Sato references the seasonality of produce as a way to understand and approach sustainable sushi. “Some restaurants are adapting to what’s available during the season locally. You can apply that a little bit more to seafood also,” he says. “Ask the question to the chef, to the fishmonger, and they’ll tell you what’s local in season.” He thinks that if customers come into sushi restaurants asking about and requiring sustainability, that the industry will follow.
For Pauly, the logic falls apart on the population level. He’s doubtful that sustainability guidance on sushi is actually helps shift demand. The Monterey Bay Aquarium’s Seafood Watch program works to provide the public with science-based information on sustainable seafood, including its Sushi Consumer Guide. Pauly sees the document that breaks down sushi fish into best choices, good alternatives, and types to avoid as useless “magic cards.” “They basically do not have any effect on what the producer or the fishing companies do because they will always find consumers.
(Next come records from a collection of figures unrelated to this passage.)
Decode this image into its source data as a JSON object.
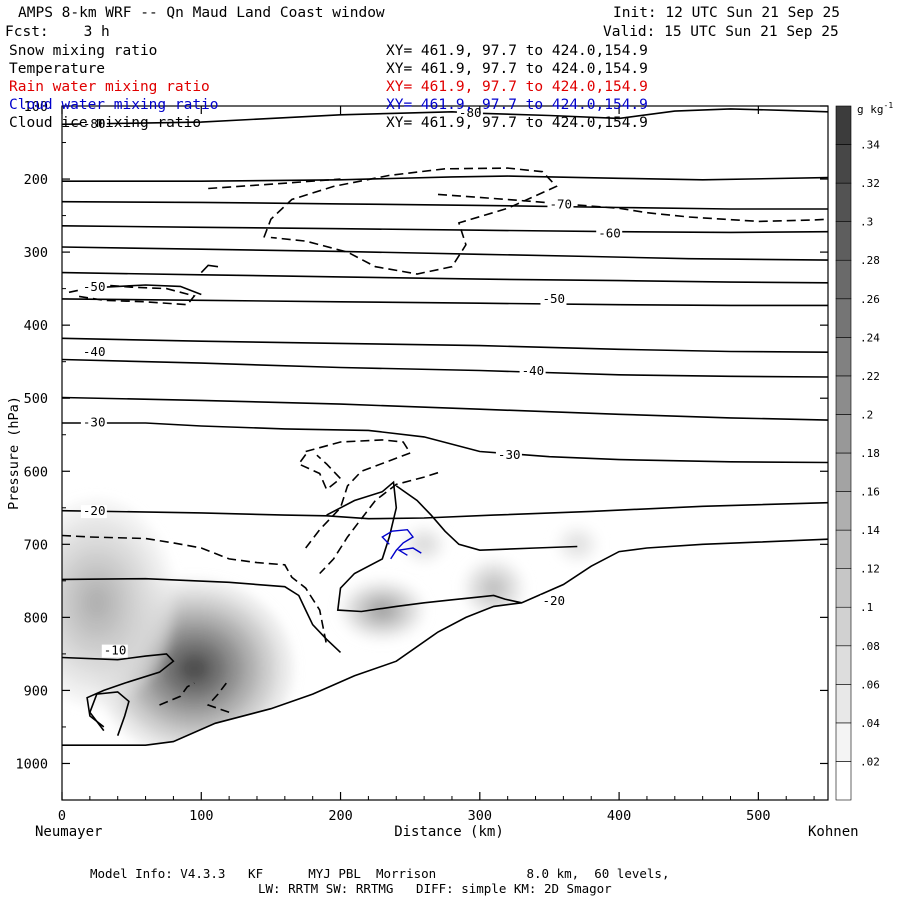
{
  "header": {
    "title": "AMPS 8-km WRF -- Qn Maud Land Coast window",
    "init": "Init: 12 UTC Sun 21 Sep 25",
    "forecast": "Fcst:    3 h",
    "valid": "Valid: 15 UTC Sun 21 Sep 25"
  },
  "fields": [
    {
      "name": "Snow mixing ratio",
      "xy": "XY= 461.9, 97.7 to 424.0,154.9",
      "color": "#000000"
    },
    {
      "name": "Temperature",
      "xy": "XY= 461.9, 97.7 to 424.0,154.9",
      "color": "#000000"
    },
    {
      "name": "Rain water mixing ratio",
      "xy": "XY= 461.9, 97.7 to 424.0,154.9",
      "color": "#e00000"
    },
    {
      "name": "Cloud water mixing ratio",
      "xy": "XY= 461.9, 97.7 to 424.0,154.9",
      "color": "#0000cc"
    },
    {
      "name": "Cloud ice mixing ratio",
      "xy": "XY= 461.9, 97.7 to 424.0,154.9",
      "color": "#000000"
    }
  ],
  "axes": {
    "ylabel": "Pressure (hPa)",
    "xlabel": "Distance (km)",
    "left_location": "Neumayer",
    "right_location": "Kohnen",
    "y_ticks": [
      "100",
      "200",
      "300",
      "400",
      "500",
      "600",
      "700",
      "800",
      "900",
      "1000"
    ],
    "x_ticks": [
      "0",
      "100",
      "200",
      "300",
      "400",
      "500"
    ]
  },
  "colorbar": {
    "unit_base": "g kg",
    "unit_exp": "-1",
    "labels": [
      ".02",
      ".04",
      ".06",
      ".08",
      ".1",
      ".12",
      ".14",
      ".16",
      ".18",
      ".2",
      ".22",
      ".24",
      ".26",
      ".28",
      ".3",
      ".32",
      ".34"
    ]
  },
  "chart_data": {
    "type": "heatmap",
    "title": "AMPS 8-km WRF -- Qn Maud Land Coast window",
    "xlabel": "Distance (km)",
    "ylabel": "Pressure (hPa)",
    "xlim": [
      0,
      550
    ],
    "ylim": [
      1050,
      100
    ],
    "x_ticks": [
      0,
      100,
      200,
      300,
      400,
      500
    ],
    "y_ticks": [
      100,
      200,
      300,
      400,
      500,
      600,
      700,
      800,
      900,
      1000
    ],
    "colorbar_levels": [
      0.02,
      0.04,
      0.06,
      0.08,
      0.1,
      0.12,
      0.14,
      0.16,
      0.18,
      0.2,
      0.22,
      0.24,
      0.26,
      0.28,
      0.3,
      0.32,
      0.34
    ],
    "shading_field": "Snow mixing ratio",
    "shading_blobs": [
      {
        "x": 95,
        "p": 870,
        "rx": 70,
        "rp": 120,
        "peak": 0.34
      },
      {
        "x": 25,
        "p": 780,
        "rx": 55,
        "rp": 140,
        "peak": 0.14
      },
      {
        "x": 230,
        "p": 790,
        "rx": 30,
        "rp": 40,
        "peak": 0.18
      },
      {
        "x": 310,
        "p": 760,
        "rx": 22,
        "rp": 40,
        "peak": 0.12
      },
      {
        "x": 260,
        "p": 700,
        "rx": 15,
        "rp": 25,
        "peak": 0.06
      },
      {
        "x": 370,
        "p": 700,
        "rx": 15,
        "rp": 25,
        "peak": 0.05
      }
    ],
    "terrain_surface": [
      [
        0,
        975
      ],
      [
        60,
        975
      ],
      [
        80,
        970
      ],
      [
        110,
        945
      ],
      [
        150,
        925
      ],
      [
        180,
        905
      ],
      [
        210,
        880
      ],
      [
        240,
        860
      ],
      [
        270,
        820
      ],
      [
        290,
        800
      ],
      [
        310,
        785
      ],
      [
        330,
        780
      ],
      [
        360,
        755
      ],
      [
        380,
        730
      ],
      [
        400,
        710
      ],
      [
        420,
        705
      ],
      [
        460,
        700
      ],
      [
        500,
        697
      ],
      [
        550,
        693
      ]
    ],
    "temperature_labels": [
      {
        "text": "-80",
        "x": 15,
        "p": 130
      },
      {
        "text": "-80",
        "x": 285,
        "p": 115
      },
      {
        "text": "-70",
        "x": 350,
        "p": 240
      },
      {
        "text": "-60",
        "x": 385,
        "p": 280
      },
      {
        "text": "-50",
        "x": 15,
        "p": 353
      },
      {
        "text": "-50",
        "x": 345,
        "p": 370
      },
      {
        "text": "-40",
        "x": 15,
        "p": 442
      },
      {
        "text": "-40",
        "x": 330,
        "p": 468
      },
      {
        "text": "-30",
        "x": 15,
        "p": 539
      },
      {
        "text": "-30",
        "x": 313,
        "p": 583
      },
      {
        "text": "-20",
        "x": 15,
        "p": 660
      },
      {
        "text": "-20",
        "x": 345,
        "p": 783
      },
      {
        "text": "-10",
        "x": 30,
        "p": 851
      }
    ],
    "series": [
      {
        "name": "Temperature",
        "style": "solid",
        "contour_levels": [
          -80,
          -70,
          -60,
          -50,
          -40,
          -30,
          -20,
          -10
        ]
      },
      {
        "name": "Cloud ice mixing ratio",
        "style": "dashed"
      },
      {
        "name": "Cloud water mixing ratio",
        "style": "blue"
      }
    ]
  },
  "footer": {
    "line1": "Model Info: V4.3.3   KF      MYJ PBL  Morrison            8.0 km,  60 levels,",
    "line2": "LW: RRTM SW: RRTMG   DIFF: simple KM: 2D Smagor"
  }
}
The demand is high, they always find clients,” Pauly says. Along the lines of smoking bans and seatbelt laws, he thinks government regulation is the way. “The notion that voluntary influence will spread like the plague across the population and everybody’s going to follow is absolute nonsense and it has been empirically shown not to work,” he says.
In the meantime, Sato notes that sushi is defined by the use of vinegar rice, not fish. “When I was growing up in Japan, most of the sushi that we made at home was all vegetables, pickled vegetables and stuff,” he recalls. “That’s more traditional to me.” Just like with fish, vegetarian sushi still requires seasonality and, above all, a reverence for the bounty provided by nature.
Sato is currently growing Japanese eggplant at home and, when it’s ready to harvest, he plans to pickle it and make sushi out of it. “But I don’t want to do that in the middle of wintertime. Maybe in wintertime, [I’ll use] root vegetables — daikon radish, maybe turnip, stuff like that,” he says. “It doesn’t matter if it’s a vegetable or fish, you kill something when you harvest something. That means that you don’t waste things. Say thank you for it dying for us to eat, respect it, use it, and eat it.”